NSW to join any carbon tax challenge
NEW SOUTH WALES Premier Barry O'Farrell says the state stands ready with Queensland to challenge the Federal Government's carbon tax in the High Court.
Mr O'Farrell made the pledge this morning as he arrived to attend the Council of Australian Governments meeting in Canberra.
"Absolutely. We've said to Campbell Newman that if he gets advice that suggests that there is a legal possibility to strike out the carbon tax then NSW will consider joining that challenge," Mr O'Farrell said.
Mr Newman said earlier this week he had sought legal advice from his Attorney-General Jarrod Bleijie regarding a potential challenge of the carbon pricing legislation, which comes into effect on July 1.

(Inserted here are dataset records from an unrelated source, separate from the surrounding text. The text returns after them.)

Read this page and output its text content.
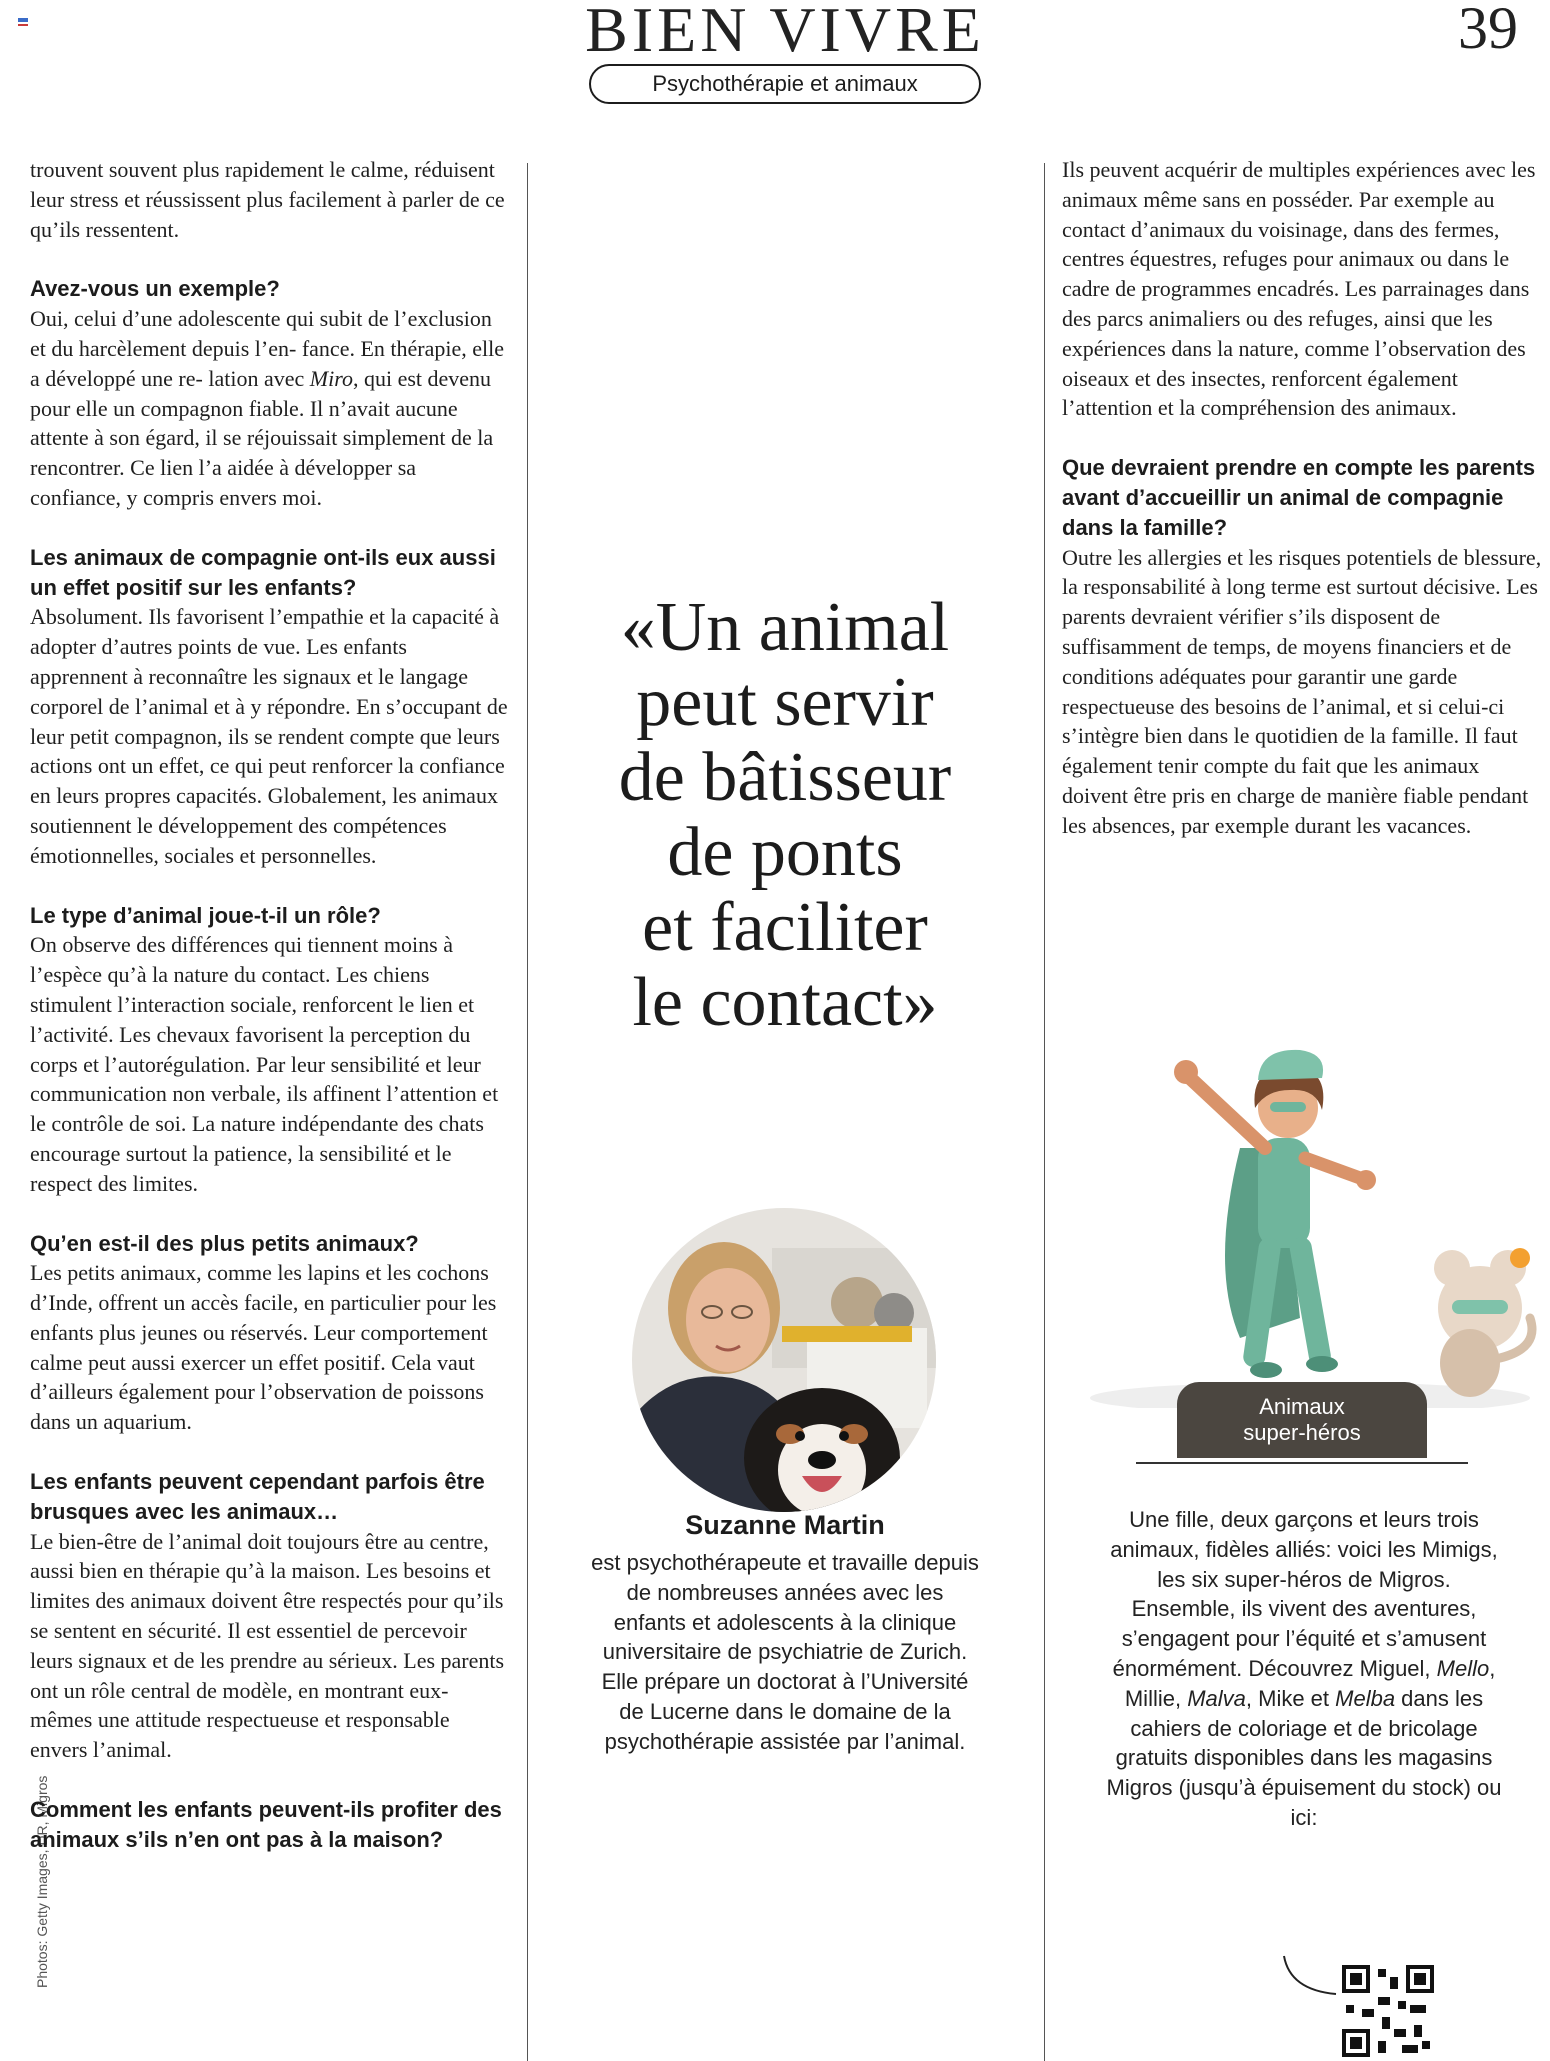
BIEN VIVRE	39
Psychothérapie et animaux
Photos: Getty Images, DR, Migros

trouvent souvent plus rapidement le calme, réduisent leur stress et réussissent plus facilement à parler de ce qu’ils ressentent.

Avez-vous un exemple?

Oui, celui d’une adolescente qui subit de l’exclusion et du harcèlement depuis l’en- fance. En thérapie, elle a développé une re- lation avec Miro, qui est devenu pour elle un compagnon fiable. Il n’avait aucune attente à son égard, il se réjouissait simplement de la rencontrer. Ce lien l’a aidée à développer sa confiance, y compris envers moi.

Les animaux de compagnie ont-ils eux aussi un effet positif sur les enfants?

Absolument. Ils favorisent l’empathie et la capacité à adopter d’autres points de vue. Les enfants apprennent à reconnaître les signaux et le langage corporel de l’animal et à y répondre. En s’occupant de leur petit compagnon, ils se rendent compte que leurs actions ont un effet, ce qui peut renforcer la confiance en leurs propres capacités. Globalement, les animaux soutiennent le développement des compétences émotionnelles, sociales et personnelles.

Le type d’animal joue-t-il un rôle?

On observe des différences qui tiennent moins à l’espèce qu’à la nature du contact. Les chiens stimulent l’interaction sociale, renforcent le lien et l’activité. Les chevaux favorisent la perception du corps et l’autorégulation. Par leur sensibilité et leur communication non verbale, ils affinent l’attention et le contrôle de soi. La nature indépendante des chats encourage surtout la patience, la sensibilité et le respect des limites.

Qu’en est-il des plus petits animaux?

Les petits animaux, comme les lapins et les cochons d’Inde, offrent un accès facile, en particulier pour les enfants plus jeunes ou réservés. Leur comportement calme peut aussi exercer un effet positif. Cela vaut d’ailleurs également pour l’observation de poissons dans un aquarium.

Les enfants peuvent cependant parfois être brusques avec les animaux…

Le bien-être de l’animal doit toujours être au centre, aussi bien en thérapie qu’à la maison. Les besoins et limites des animaux doivent être respectés pour qu’ils se sentent en sécurité. Il est essentiel de percevoir leurs signaux et de les prendre au sérieux. Les parents ont un rôle central de modèle, en montrant eux-mêmes une attitude respectueuse et responsable envers l’animal.

Comment les enfants peuvent-ils profiter des animaux s’ils n’en ont pas à la maison?
«Un animal
peut servir
de bâtisseur
de ponts
et faciliter
le contact»
Suzanne Martin
est psychothérapeute et travaille depuis de nombreuses années avec les enfants et adolescents à la clinique universitaire de psychiatrie de Zurich. Elle prépare un doctorat à l’Université de Lucerne dans le domaine de la psychothérapie assistée par l’animal.

Ils peuvent acquérir de multiples expériences avec les animaux même sans en posséder. Par exemple au contact d’animaux du voisinage, dans des fermes, centres équestres, refuges pour animaux ou dans le cadre de programmes encadrés. Les parrainages dans des parcs animaliers ou des refuges, ainsi que les expériences dans la nature, comme l’observation des oiseaux et des insectes, renforcent également l’attention et la compréhension des animaux.

Que devraient prendre en compte les parents avant d’accueillir un animal de compagnie dans la famille?

Outre les allergies et les risques potentiels de blessure, la responsabilité à long terme est surtout décisive. Les parents devraient vérifier s’ils disposent de suffisamment de temps, de moyens financiers et de conditions adéquates pour garantir une garde respectueuse des besoins de l’animal, et si celui-ci s’intègre bien dans le quotidien de la famille. Il faut également tenir compte du fait que les animaux doivent être pris en charge de manière fiable pendant les absences, par exemple durant les vacances.

Animaux
super-héros
Une fille, deux garçons et leurs trois animaux, fidèles alliés: voici les Mimigs, les six super-héros de Migros. Ensemble, ils vivent des aventures, s’engagent pour l’équité et s’amusent énormément. Découvrez Miguel, Mello, Millie, Malva, Mike et Melba dans les cahiers de coloriage et de bricolage gratuits disponibles dans les magasins Migros (jusqu’à épuisement du stock) ou ici:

The country's premiers are also in receipt of a legal opinion that argues the carbon legislation is unconstitutional.
In the legal opinion commissioned by conservative think-tank the Institute of Public Affairs, former academic and constitutional law expert Bryan Pape suggests the states could successfully challenge the tax in the High Court.
He cites several reasons, including the proposition that carbon dioxide emissions are state property and therefore cannot be taxed by the Commonwealth.
The carbon tax is not on the packed COAG agenda, although it's likely to factor in discussions on other issues.
Meanwhile, Mr O'Farrell told media this morning securing the future of TAFE colleges in regional and rural areas was high on his list of priorities.
"We'll wait to see what's put on the table today. We are committed to reform of our TAFE system to make sure that it meets the needs of our region economy," Mr O'Farrell said.
"We are also committed to ensuring that TAFE in regional and rural areas continues to be viable because ... it's often the only alternative for people that want to train in those areas."
Today's meeting will be the first time Prime Minister Julia Gillard has faced a majority of conservative leaders at the COAG table.
Other key issues on the agenda include the National Disability Insurance Scheme and reducing environmental "green" tape.
Mr Newman, who is attending his first COAG meeting, said Queensland would be lobbying the Federal Government to delegate its powers under the Environmental Protection and Biodiversity Conservation Act to the states.
"I am quite happy to be scrutinised, I'm quite happy to make sure the Commonwealth are confident that international obligations are being satisfied, but that is the true way to rationalise some of this environmental green tape," he said.
"We are passionate in Queensland about our Great Barrier Reef. The Queensland Government under my leadership will not do anything that would hurt the Great Barrier Reef.
"Frankly we find it slightly offensive that the suggestion is that the Federal Government are the only smart people who can look after the Great Barrier Reef."
Mr Newman referred to the communiqué arising from the inaugural COAG Business Advisory Forum on Thursday, which indicated the Commonwealth would "maintain its capacity for a final approvals responsibility for World Heritage and high risk projects".
"The problem for Queensland is the entire Queensland coast, pretty much, is impacted by those World Heritage issues," Mr Newman said.
"The Queensland Government, under my leadership, will protect ... those vital, iconic environmental areas.
"We should be given the authority ... to evaluate those projects so that large projects are not going through multiple hoops."